Oxford Nanopore posted a link to their 2011 Christmas card, wondering if anyone spotted the deliberate clue?!
As the announcement took a swift toll on the stock prices of NGS competitors (note that Illumina has a 15% stake in Oxford Nanopore and thus in essence a hedge against such downturns), Forbes’ Matthew Herper sought comment from Ion Torrent founder Jonathan Rothberg, who was the toast of the industry just one month ago with the introduction of the Ion Proton. He likened the furor around Oxford Nanopore to cold fusion, and wondered why for example the company hadn’t presented a bacterial genome sequence?
Such cynicism prompted Michael Eisen to respond on Twitter: “Nobody knows about overhyped and not ready for prime time sequencing tech like jonathan rothberg.”
Brown had a quick retort as well: “We had MinION systems with us in our suite. I held one up during the talk, I understand it’s so small it may not have been visible from the back of the room.”

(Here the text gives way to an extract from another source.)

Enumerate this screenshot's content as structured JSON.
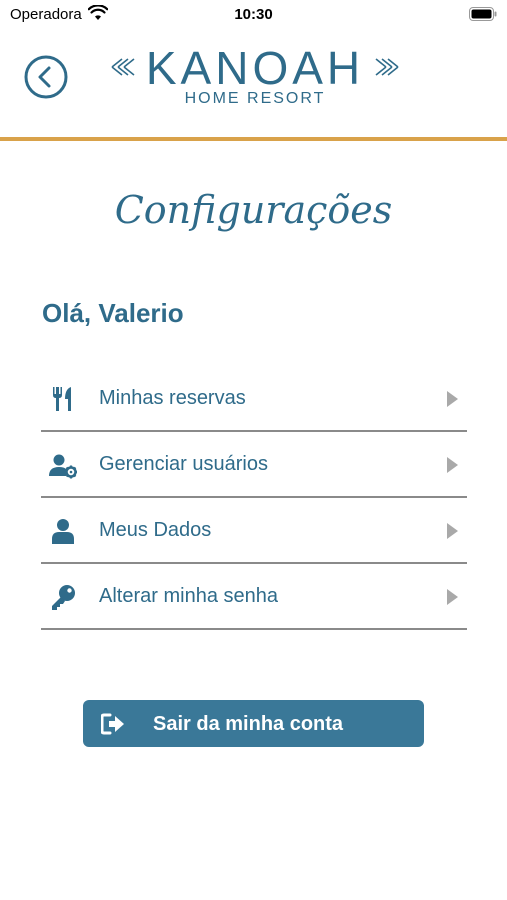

On the face of it, Oxford Nanopore’s new generation sequencing (as they call it) technology boasts many desirable features. Here are ten reasons (I could think of more) to be excited:
10. Long reads, sufficient to sequence a virus in a single run
9. Even quality without degradation across the entire length of the read. Accuracy good (96% raw read) with road to improvement
8. Sequence of both sense and anti-sense strands in succession courtesy of a hairpin loop at the end of the DNA template
7. Ease of sample prep – no fluidics!
6. Proprietary nanopore and synthetic polymer bilayer for greater robustness
5. A topoisomerase of some description (helicase? gyrase?) for unzipping double-stranded DNA prior to sequencing, rather than the use of a polymerase to ratchet the DNA through the pore
4. A novel bioinformatic method for reading the sequence in overlapping triplets, involving Hidden Markov models and Viterbi algorithms
3. “Run until done” modality in which experiments are monitored in real time and halted depending on results
2. The world’s first disposable sequencer on a USB stick, with no ownership overheads and an accessible workflow for a single researcher
1. A pathway to the $1,000 genome in under an hour by 2013 using an 8k array
Now, all this is well and good, but until raw data are presented and published, a degree of skepticism is to be expected. As Elaine Mardis told an audience at NHGRI last week, “We are scientists after all.” Keith Robison has a considered plea for data release at Omics! Omics!
But those requests will be answered soon, no doubt. The early access program is apparently set, and eager users shouldn’t have to wait more than 6-9 months before commercial release.